Paylaş
Helsinki Zirvesi'nin bugünkü sonucunu merakla bekliyoruz. Çünkü sonuç ülkemizin hedeflerine varmasında öncelik sırasını belirleyecektir.
Ancak AB'nin yetkili kurum ve şahıslarından son dönemde gelen olumlu haberler, Avrupa ülkelerinin Türkiye'yi çok sevmelerinden değil Lüksemburg kararında yanıldıklarını anlamalarından ve Türkiye'nin haklılığındaki kararlı tavrından kaynaklanmaktadır. Bize göre sonuç olumlu olacaktır.
Hiçbir şey vermeden alınmaz.
Uluslararası ilişkilerde verilen mutlaka toprak parçası değildir. ABD'nin Yunanistan'ın çıkmış olduğu NATO'nun askeri kanadına tekrar dönüşünde Türkiye'nin vetosunu önlemek için verilen asker sözü de bir taviz şeklidir. Türk tarihi buna benzer örneklerle doludur.
Kıbrıslı Türkler'in ve Türkiye'nin KKTC'nin bugünkü duruma gelmesi için hangi sıkıntılardan geçtiğini çok yakından biliyoruz.
Kıbrıs'taki Maraş bölgesi, KKTC sınırları içinde bulunan bir toprak parçasıdır.
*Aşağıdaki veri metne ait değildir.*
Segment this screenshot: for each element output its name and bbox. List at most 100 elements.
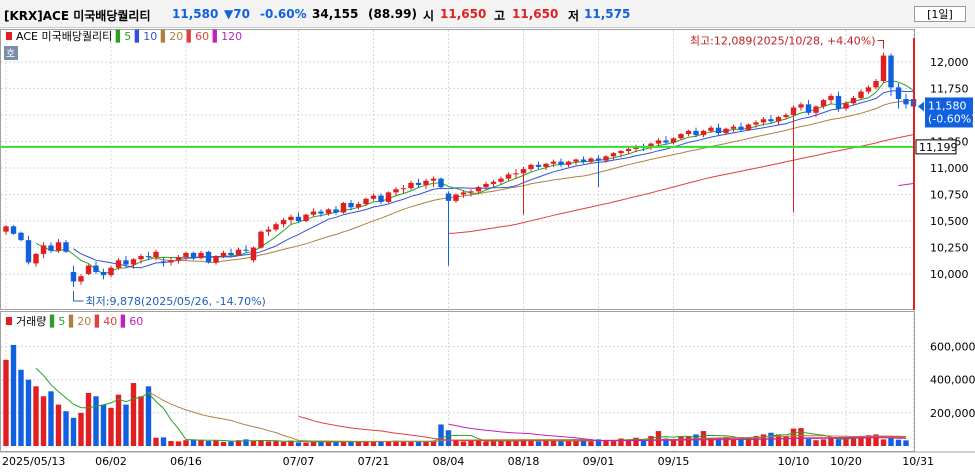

Bize göre ülkemiz bir gün AB'ye üye olacaktır. AB standartlarını yakalamak ABD'nin talebi değil kendi talebimiz olmalıdır. Haritası dahi belli olmayan bir yola girmek için en pahalı fiyat olan toprak parçası vermek şart değildir. Hele KKTC gibi bağımsız bir ülkenin sırtından hiç değil.
MEHMET KÜL-İSTANBUL
GÜNÜN SÖZÜ
‘‘Eskiler bir işin bir başkası tarafından yapılabilmesi için muhtelif şartların olması gerektiğini söylemişler. İşte o şartlar: Papeli has (para), ya delikli tas (kadın) ya da kuvvetli iltimas (torpil).’’
(Recep Re'nin Erzurum'da yayınladığı Temmuz Dergisi'nden)
Sayın Tantan'ı
Gölbaşı'na
bekliyorlar
GÖLBAŞI, Ankaralılar'ın şehir gürültüsünden kaçıp, çoluk-çocuklarıyla gezintiler yaptıkları, özellikle hafta sonları kaçtıkları bir ilçe.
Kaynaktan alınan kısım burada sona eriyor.